JAlexoid Member since:
2009-05-19

Apple itself is not the problem. Neither is Samsung or Microsoft, or IBM, or any other big player.

Problem is that they are opposing changing of the rules that allow them to battle it out... the side-effect of those rules is that medium sized companies or small trolls can use the same rules to scare and attack the small guys.
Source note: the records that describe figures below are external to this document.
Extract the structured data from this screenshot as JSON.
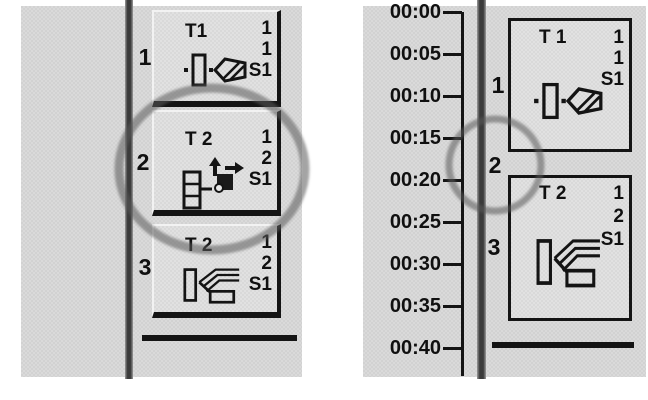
{
  "colors": {
    "page_bg": "#ffffff",
    "panel_bg": "#d7d7d7",
    "block_bg": "#dedede",
    "separator_dark": "#3b3b3b",
    "border_black": "#141414",
    "highlight_circle": "#5a5a5a",
    "text": "#101010"
  },
  "left_panel": {
    "steps": [
      {
        "index": "1",
        "name": "T1",
        "val1": "1",
        "val2": "1",
        "source": "S1",
        "icon": "valve-step-icon"
      },
      {
        "index": "2",
        "name": "T 2",
        "val1": "1",
        "val2": "2",
        "source": "S1",
        "icon": "transfer-step-icon"
      },
      {
        "index": "3",
        "name": "T 2",
        "val1": "1",
        "val2": "2",
        "source": "S1",
        "icon": "ramp-step-icon"
      }
    ]
  },
  "right_panel": {
    "time_labels": [
      "00:00",
      "00:05",
      "00:10",
      "00:15",
      "00:20",
      "00:25",
      "00:30",
      "00:35",
      "00:40"
    ],
    "steps": [
      {
        "index": "1",
        "name": "T 1",
        "val1": "1",
        "val2": "1",
        "source": "S1",
        "icon": "valve-step-icon"
      },
      {
        "index": "2"
      },
      {
        "index": "3",
        "name": "T 2",
        "val1": "1",
        "val2": "2",
        "source": "S1",
        "icon": "ramp-step-icon"
      }
    ]
  }
}
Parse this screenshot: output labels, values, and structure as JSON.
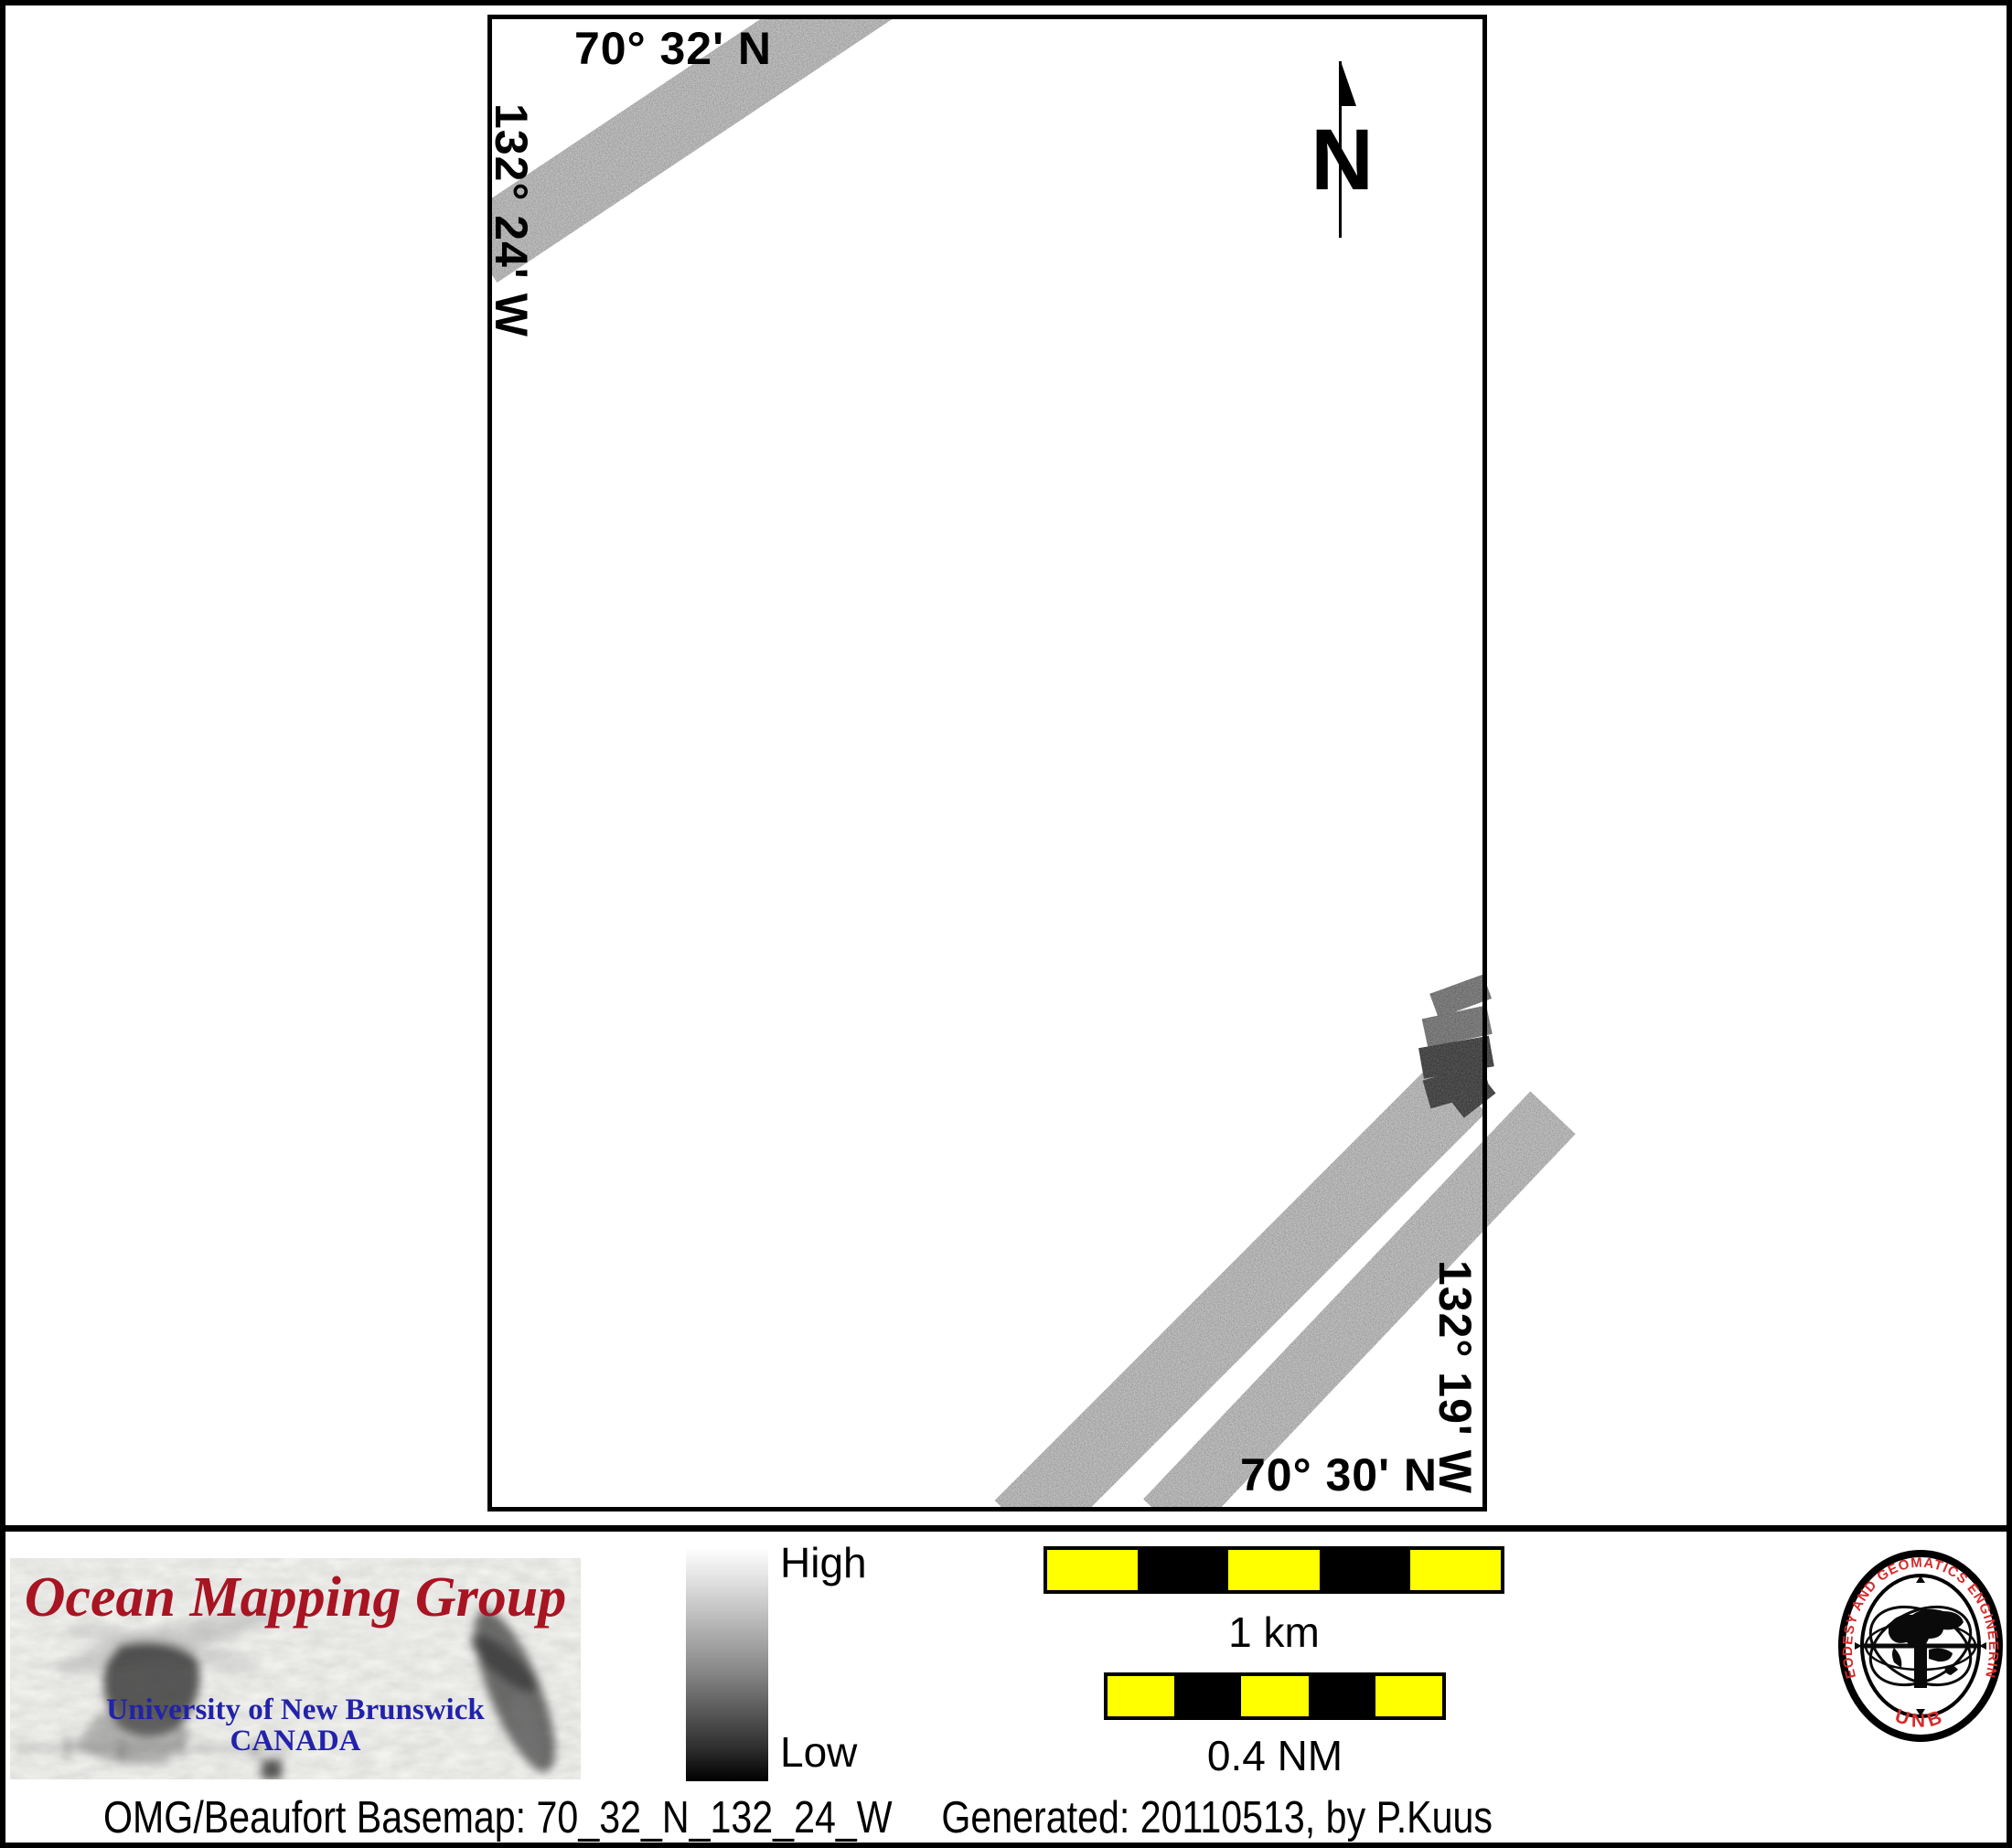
{
  "map": {
    "label_top": "70° 32' N",
    "label_left": "132° 24' W",
    "label_right": "132° 19' W",
    "label_bottom": "70° 30' N",
    "north_label": "N"
  },
  "legend": {
    "high": "High",
    "low": "Low"
  },
  "scalebars": {
    "km_label": "1 km",
    "nm_label": "0.4 NM",
    "segment_colors": [
      "#ffff00",
      "#000000",
      "#ffff00",
      "#000000",
      "#ffff00"
    ]
  },
  "caption": {
    "basemap": "OMG/Beaufort Basemap: 70_32_N_132_24_W",
    "generated": "Generated: 20110513, by P.Kuus"
  },
  "omg_logo": {
    "title": "Ocean Mapping Group",
    "university": "University of New Brunswick",
    "country": "CANADA"
  },
  "unb_seal": {
    "arc_text": "GEODESY AND GEOMATICS ENGINEERING",
    "bottom_text": "UNB"
  },
  "colors": {
    "scalebar_yellow": "#ffff00",
    "omg_title_red": "#a81422",
    "omg_blue": "#2222aa",
    "seal_red": "#d62b2b",
    "frame_black": "#000000"
  }
}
Their opposition to change of patent laws, what they see as a valuable legal tool, results in a massive negative side-effect on small and medium business.

In fact, now the pharmaceutical companies are against the rules that they helped to introduce... the rules that are to vague and allowed a vast set of "inventions" to be patented.

Complaining about any of the big boys is like complaining about a manager that is adamant that he cannot change an arbitrary rule that he introduced himself and has no legal obligation to enforce.(I had such an argument recently)

Edited 2013-06-05 09:08 UTC

Reply Parent Score: 3

RE[2]: Comment by MOS6510
by MOS6510 on Wed 5th Jun 2013 09:28 in reply to "RE: Comment by MOS6510"
MOS6510 Member since:
2011-05-12

I don't think they should be able to oppose anything, they don't have a vote in congress nor do they pay taxes (joke)!

I don't like the patent system, but I think a middle way can be found. First get rid of companies with patents and no products. If one doesn't make anything one can't complain of others doing it.

Make patents expire rather quickly, let's say 2 years. Two years is a LONG time in tech. Plenty of time to do your thing with the advantage of being first. After that you either innovate, which is what we want, or be one of the many companies that produce products with your expired patent.

Also get rid of silly patents. Once that are silly, too obvious or prior art.